Predigt: Lebt in der Liebe!
Predigt am 21. Sonntag nach Trinitatis
Schweinfurt-Christuskirche/Dittelbrunn, 20.10.2013
Text: Joh 15, 9-12
Wie mich mein Vater liebt, so liebe ich euch auch. Bleibt in meiner Liebe! 10 Wenn ihr meine Gebote haltet, so bleibt ihr in meiner Liebe, wie ich meines Vaters Gebote halte und bleibe in seiner Liebe. 11 Das sage ich euch, damit meine Freude in euch bleibe und eure Freude vollkommen werde. 12 Das ist mein Gebot, dass ihr euch untereinander liebt, wie ich euch liebe.
Liebe Gemeinde!
Horst "Hotte" Kriegel aus Hamburg ist ein Typ, mit dem ich normalerweise wahrscheinlich nicht so gern Kontakt hätte. Vor dem hätte ich ziemlichen Respekt. Riesige Gestalt, Türsteher, Security-Mann. Er hat in seinem Leben schon ganz verschiedene Jobs gemacht und dabei ganz gut Geld verdient.
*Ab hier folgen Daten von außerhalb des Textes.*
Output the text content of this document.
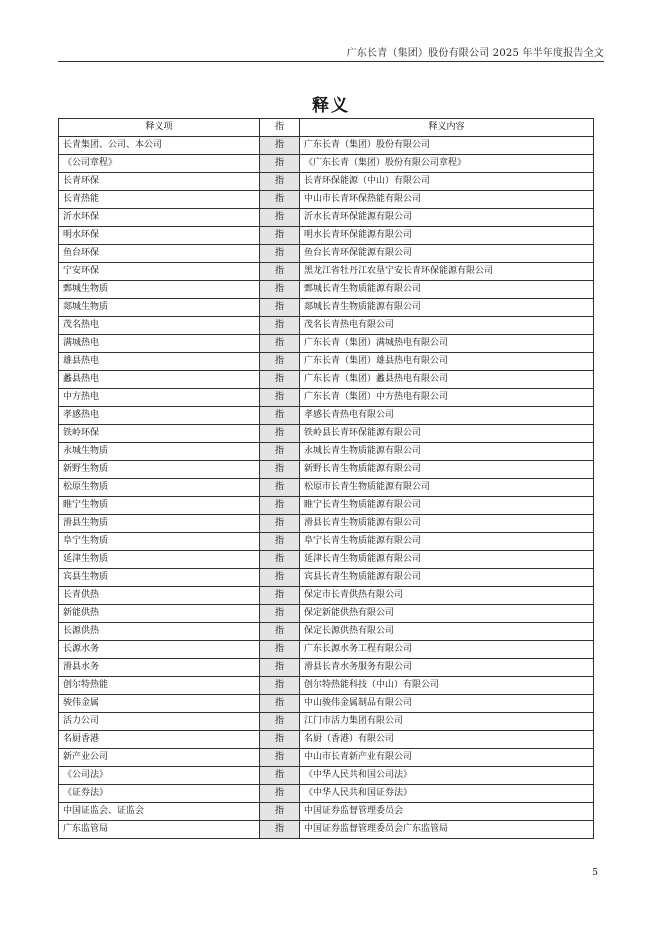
广东长青（集团）股份有限公司 2025 年半年度报告全文
释义
释义项	指	释义内容
长青集团、公司、本公司	指	广东长青（集团）股份有限公司
《公司章程》	指	《广东长青（集团）股份有限公司章程》
长青环保	指	长青环保能源（中山）有限公司
长青热能	指	中山市长青环保热能有限公司
沂水环保	指	沂水长青环保能源有限公司
明水环保	指	明水长青环保能源有限公司
鱼台环保	指	鱼台长青环保能源有限公司
宁安环保	指	黑龙江省牡丹江农垦宁安长青环保能源有限公司
鄄城生物质	指	鄄城长青生物质能源有限公司
郯城生物质	指	郯城长青生物质能源有限公司
茂名热电	指	茂名长青热电有限公司
满城热电	指	广东长青（集团）满城热电有限公司
雄县热电	指	广东长青（集团）雄县热电有限公司
蠡县热电	指	广东长青（集团）蠡县热电有限公司
中方热电	指	广东长青（集团）中方热电有限公司
孝感热电	指	孝感长青热电有限公司
铁岭环保	指	铁岭县长青环保能源有限公司
永城生物质	指	永城长青生物质能源有限公司
新野生物质	指	新野长青生物质能源有限公司
松原生物质	指	松原市长青生物质能源有限公司
睢宁生物质	指	睢宁长青生物质能源有限公司
滑县生物质	指	滑县长青生物质能源有限公司
阜宁生物质	指	阜宁长青生物质能源有限公司
延津生物质	指	延津长青生物质能源有限公司
宾县生物质	指	宾县长青生物质能源有限公司
长青供热	指	保定市长青供热有限公司
新能供热	指	保定新能供热有限公司
长源供热	指	保定长源供热有限公司
长源水务	指	广东长源水务工程有限公司
滑县水务	指	滑县长青水务服务有限公司
创尔特热能	指	创尔特热能科技（中山）有限公司
骏伟金属	指	中山骏伟金属制品有限公司
活力公司	指	江门市活力集团有限公司
名厨香港	指	名厨（香港）有限公司
新产业公司	指	中山市长青新产业有限公司
《公司法》	指	《中华人民共和国公司法》
《证券法》	指	《中华人民共和国证券法》
中国证监会、证监会	指	中国证券监督管理委员会
广东监管局	指	中国证券监督管理委员会广东监管局
5
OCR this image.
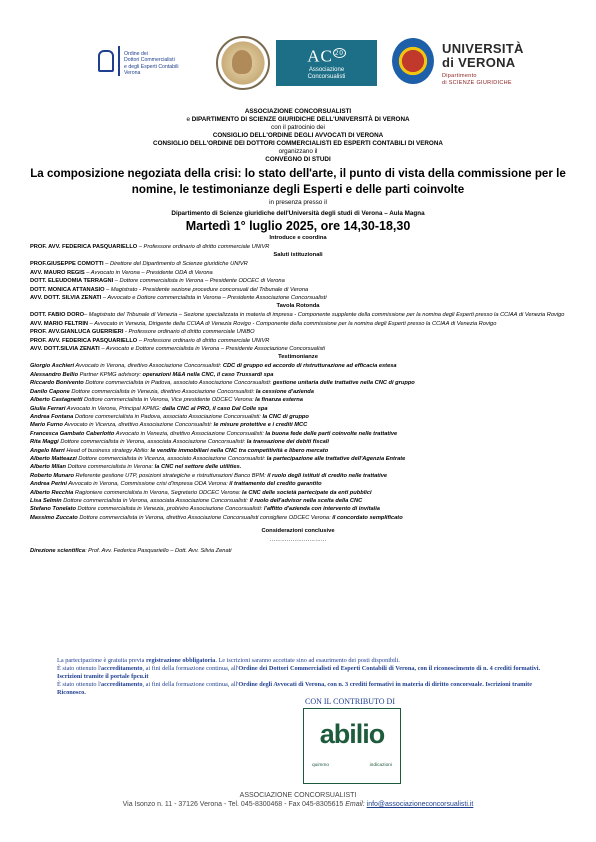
Ordine dei
Dottori Commercialisti
e degli Esperti Contabili
Verona
AC $^{20}$
Associazione
Concorsualisti
UNIVERSITÀ
di VERONA
Dipartimento
di SCIENZE GIURIDICHE
ASSOCIAZIONE CONCORSUALISTI
e DIPARTIMENTO DI SCIENZE GIURIDICHE DELL'UNIVERSITÀ DI VERONA
con il patrocinio dei
CONSIGLIO DELL'ORDINE DEGLI AVVOCATI DI VERONA
CONSIGLIO DELL'ORDINE DEI DOTTORI COMMERCIALISTI ED ESPERTI CONTABILI DI VERONA
organizzano il
CONVEGNO DI STUDI
La composizione negoziata della crisi: lo stato dell'arte, il punto di vista della commissione per le nomine, le testimonianze degli Esperti e delle parti coinvolte
in presenza presso il
Dipartimento di Scienze giuridiche dell'Università degli studi di Verona – Aula Magna
Martedì 1° luglio 2025, ore 14,30-18,30
Introduce e coordina
PROF. AVV. FEDERICA PASQUARIELLO – Professore ordinario di diritto commerciale UNIVR
Saluti istituzionali
PROF.GIUSEPPE COMOTTI – Direttore del Dipartimento di Scienze giuridiche UNIVR
AVV. MAURO REGIS – Avvocato in Verona – Presidente ODA di Verona
DOTT. ELEUDOMIA TERRAGNI – Dottore commercialista in Verona – Presidente ODCEC di Verona
DOTT. MONICA ATTANASIO – Magistrato - Presidente sezione procedure concorsuali del Tribunale di Verona
AVV. DOTT. SILVIA ZENATI – Avvocato e Dottore commercialista in Verona – Presidente Associazione Concorsualisti
Tavola Rotonda
DOTT. FABIO DORO– Magistrato del Tribunale di Venezia – Sezione specializzata in materia di impresa - Componente supplente della commissione per la nomina degli Esperti presso la CCIAA di Venezia Rovigo
AVV. MARIO FELTRIN – Avvocato in Venezia, Dirigente della CCIAA di Venezia Rovigo - Componente della commissione per la nomina degli Esperti presso la CCIAA di Venezia Rovigo
PROF. AVV.GIANLUCA GUERRIERI - Professore ordinario di diritto commerciale UNIBO
PROF. AVV. FEDERICA PASQUARIELLO – Professore ordinario di diritto commerciale UNIVR
AVV. DOTT.SILVIA ZENATI – Avvocato e Dottore commercialista in Verona – Presidente Associazione Concorsualisti
Testimonianze
Giorgio Aschieri Avvocato in Verona, direttivo Associazione Concorsualisti: CDC di gruppo ed accordo di ristrutturazione ad efficacia estesa
Alessandro Bellio Partner KPMG advisory: operazioni M&A nella CNC, il caso Trussardi spa
Riccardo Bonivento Dottore commercialista in Padova, associato Associazione Concorsualisti: gestione unitaria delle trattative nella CNC di gruppo
Danilo Capone Dottore commercialista in Venezia, direttivo Associazione Concorsualisti: la cessione d'azienda
Alberto Castagnetti Dottore commercialista in Verona, Vice presidente ODCEC Verona: la finanza esterna
Giulia Ferrari Avvocato in Verona, Principal KPMG: dalla CNC al PRO, il caso Dal Colle spa
Andrea Fontana Dottore commercialista in Padova, associato Associazione Concorsualisti: la CNC di gruppo
Mario Furno Avvocato in Vicenza, direttivo Associazione Concorsualisti: le misure protettive e i crediti MCC
Francesca Gambato Caberlotto Avvocato in Venezia, direttivo Associazione Concorsualisti: la buona fede delle parti coinvolte nelle trattative
Rita Maggi Dottore commercialista in Verona, associata Associazione Concorsualisti: la transazione dei debiti fiscali
Angelo Marri Head of business strategy Abilio: le vendite immobiliari nella CNC tra competitività e libero mercato
Alberto Matteazzi Dottore commercialista in Vicenza, associato Associazione Concorsualisti: la partecipazione alle trattative dell'Agenzia Entrate
Alberto Milan Dottore commercialista in Verona: la CNC nel settore delle utilities.
Roberto Munaro Referente gestione UTP, posizioni strategiche e ristrutturazioni Banco BPM: il ruolo degli istituti di credito nelle trattative
Andrea Perini Avvocato in Verona, Commissione crisi d'impresa ODA Verona: il trattamento del credito garantito
Alberto Recchia Ragioniere commercialista in Verona, Segretario ODCEC Verona: la CNC delle società partecipate da enti pubblici
Lisa Selmin Dottore commercialista in Verona, associata Associazione Concorsualisti: il ruolo dell'advisor nella scelta della CNC
Stefano Tonelato Dottore commercialista in Venezia, probiviro Associazione Concorsualisti: l'affitto d'azienda con intervento di invitalia
Massimo Zuccato Dottore commercialista in Verona, direttivo Associazione Concorsualisti consigliere ODCEC Verona: il concordato semplificato
Considerazioni conclusive
…………………………
Direzione scientifica: Prof. Avv. Federica Pasquariello – Dott. Avv. Silvia Zenati
La partecipazione è gratuita previa registrazione obbligatoria. Le iscrizioni saranno accettate sino ad esaurimento dei posti disponibili.
È stato ottenuto l'accreditamento, ai fini della formazione continua, all'Ordine dei Dottori Commercialisti ed Esperti Contabili di Verona, con il riconoscimento di n. 4 crediti formativi. Iscrizioni tramite il portale fpcu.it
È stato ottenuto l'accreditamento, ai fini della formazione continua, all'Ordine degli Avvocati di Verona, con n. 3 crediti formativi in materia di diritto concorsuale. Iscrizioni tramite Riconosco.
CON IL CONTRIBUTO DI
abilio
quimmo	indicazioni
ASSOCIAZIONE CONCORSUALISTI
Via Isonzo n. 11 - 37126 Verona - Tel. 045-8300468 - Fax 045-8305615 Email: info@associazioneconcorsualisti.it
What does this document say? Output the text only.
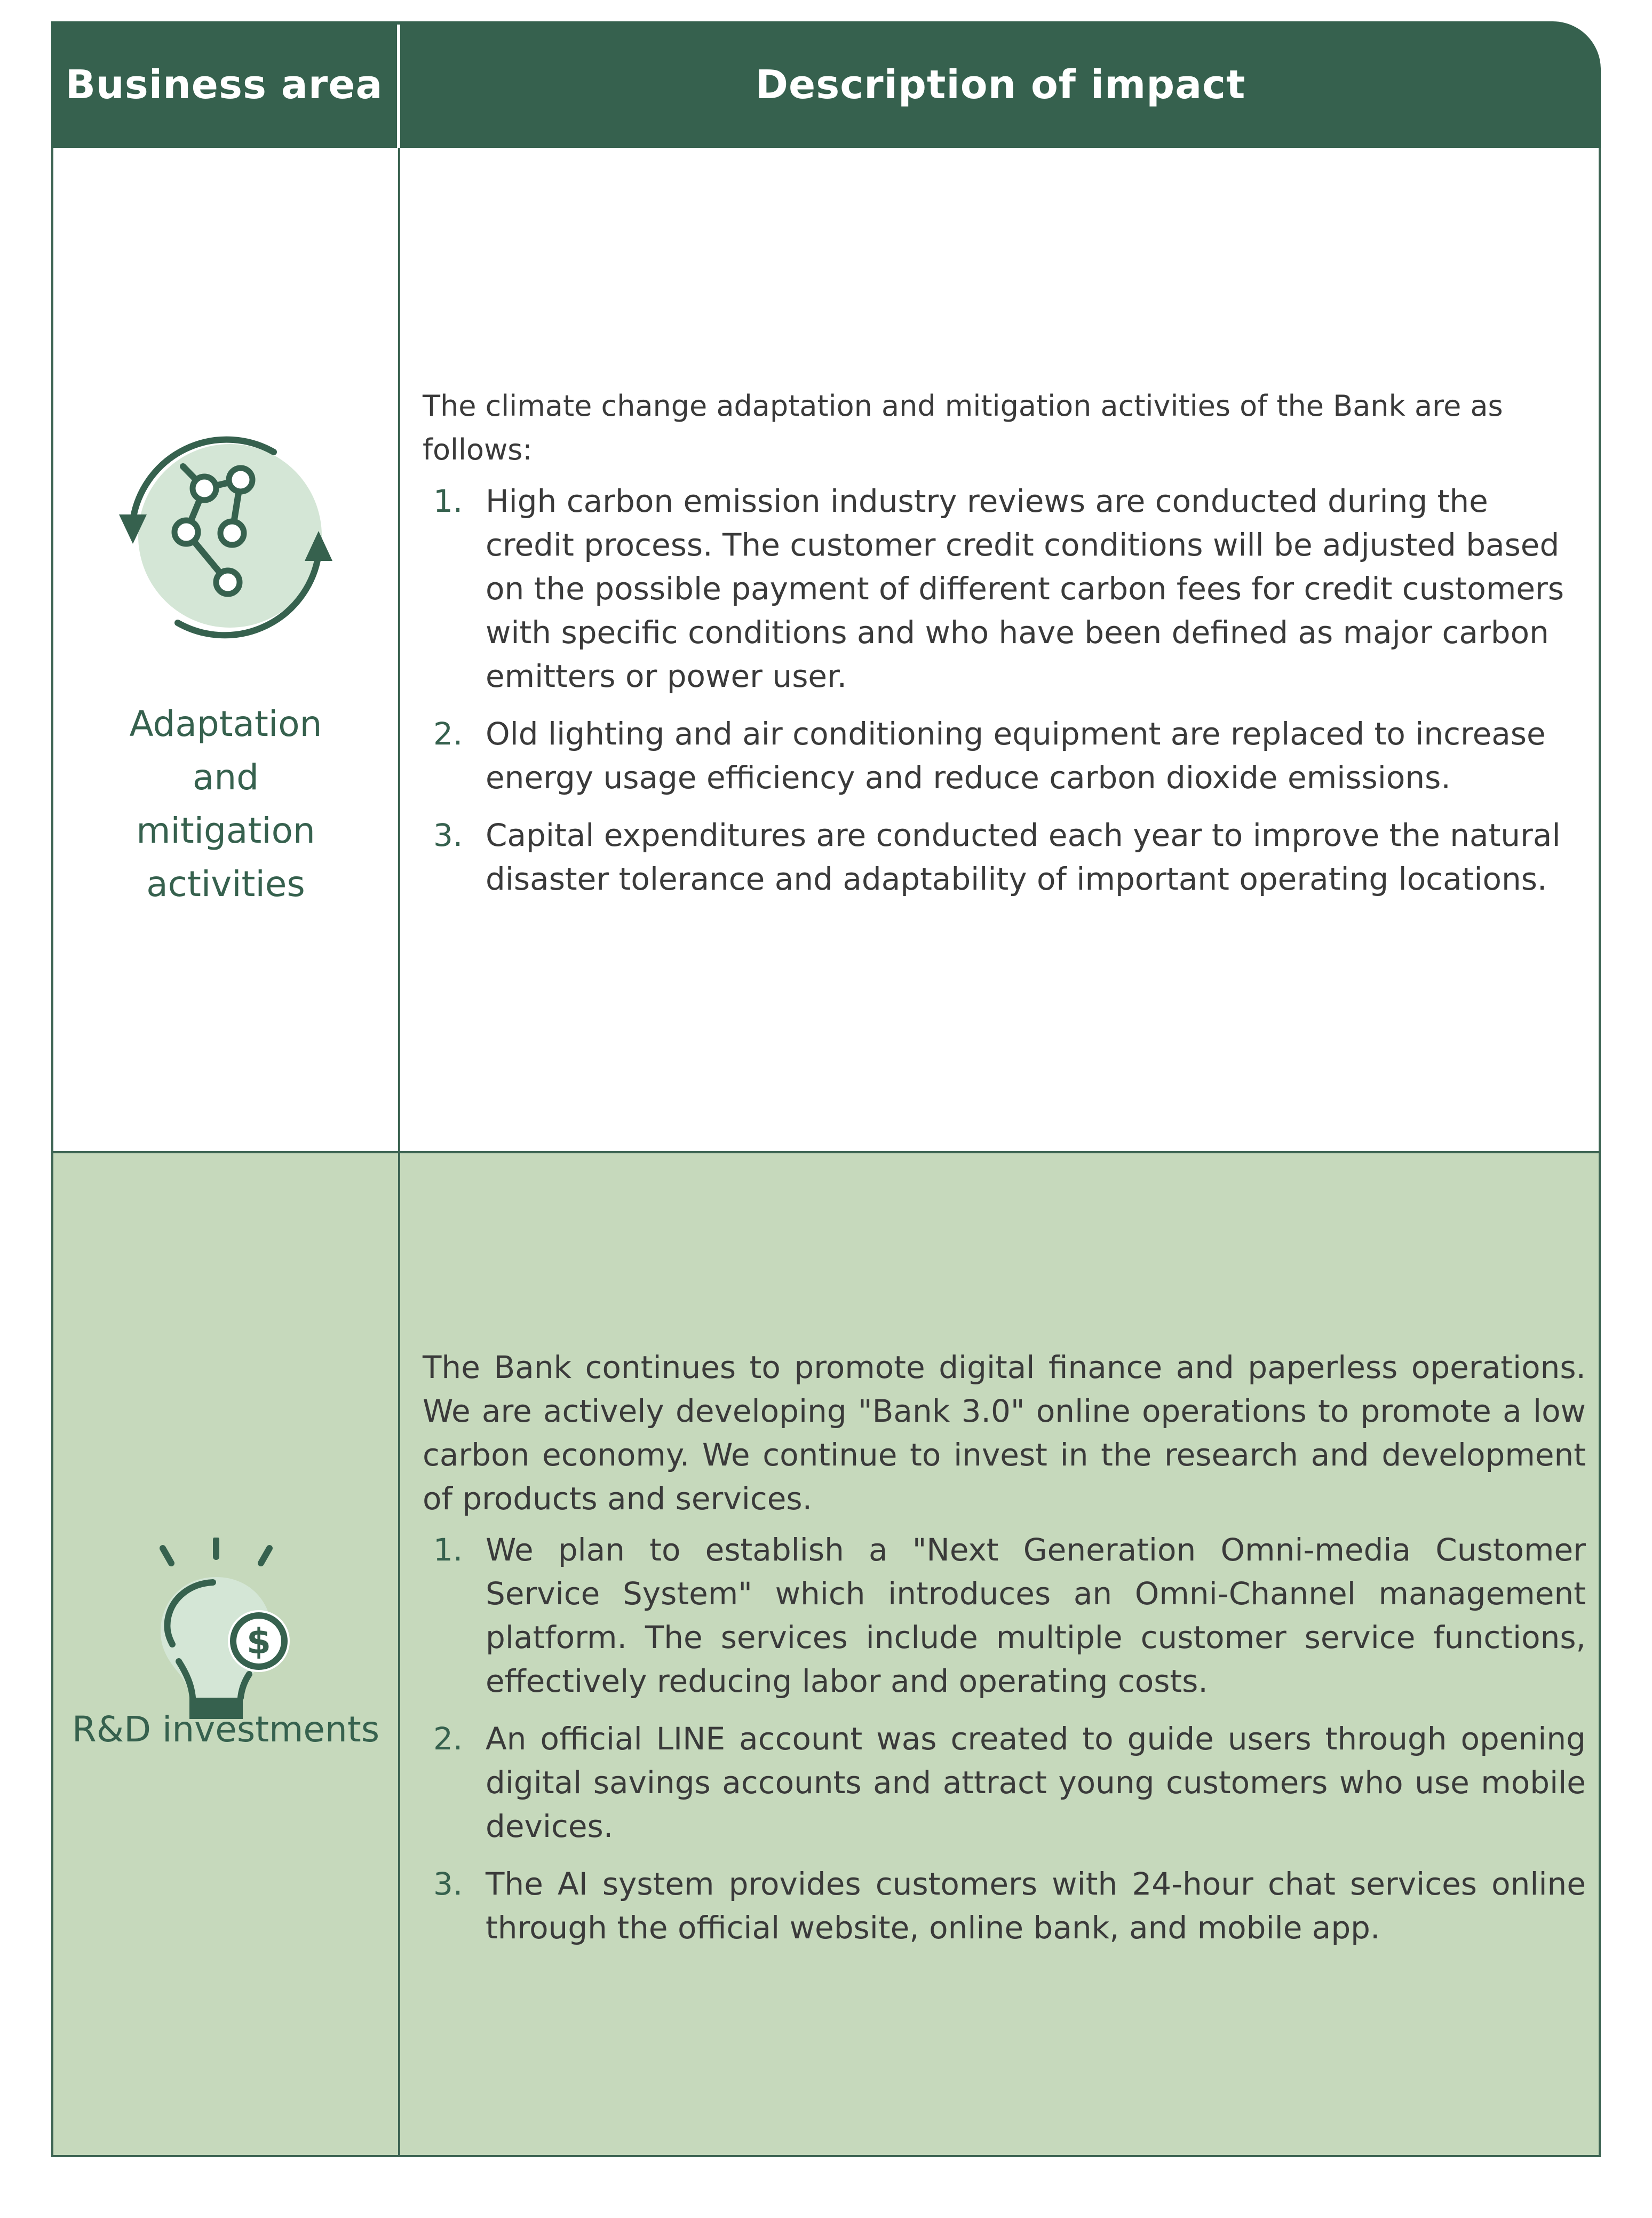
Business area	Description of impact
Adaptation and mitigation activities

The climate change adaptation and mitigation activities of the Bank are as follows:

1. High carbon emission industry reviews are conducted during the credit process. The customer credit conditions will be adjusted based on the possible payment of different carbon fees for credit customers with specific conditions and who have been defined as major carbon emitters or power user.
2. Old lighting and air conditioning equipment are replaced to increase energy usage efficiency and reduce carbon dioxide emissions.
3. Capital expenditures are conducted each year to improve the natural disaster tolerance and adaptability of important operating locations.
$
R&D investments

The Bank continues to promote digital finance and paperless operations. We are actively developing "Bank 3.0" online operations to promote a low carbon economy. We continue to invest in the research and development of products and services.

1. We plan to establish a "Next Generation Omni-media Customer Service System" which introduces an Omni-Channel management platform. The services include multiple customer service functions, effectively reducing labor and operating costs.
2. An official LINE account was created to guide users through opening digital savings accounts and attract young customers who use mobile devices.
3. The AI system provides customers with 24-hour chat services online through the official website, online bank, and mobile app.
Für seinen neuen „Job“ seit Sommer bekommt Hotte kein Geld. Und trotzdem sagt er: „Ich habe in meinem Leben nie etwas Sinnvolleres gemacht.“
Jede Nacht seit vier Monaten bewacht er nämlich die sogenannten Lampedusa-Flüchtlinge in Hamburg, die dort in der St. Pauli-Kirche schlafen. Er sorgt dafür, dass sie sicher sind und nicht gestört werden. Kümmert sich manchmal auch tagsüber um sie, schlichtet Streit, vertreibt Neugierige. „Seine“ Flüchtlinge sollen hier sicher wohnen, so sicher wie es eben geht. Er sagt, er schämt sich für Hamburg, dafür, wie diese Menschen hier behandelt werden. Eine Wohnung, einen Deutschkurs und etwas Liebe – mehr bräuchten diese Menschen nicht zum Leben. Und er trägt dazu bei, was er eben kann.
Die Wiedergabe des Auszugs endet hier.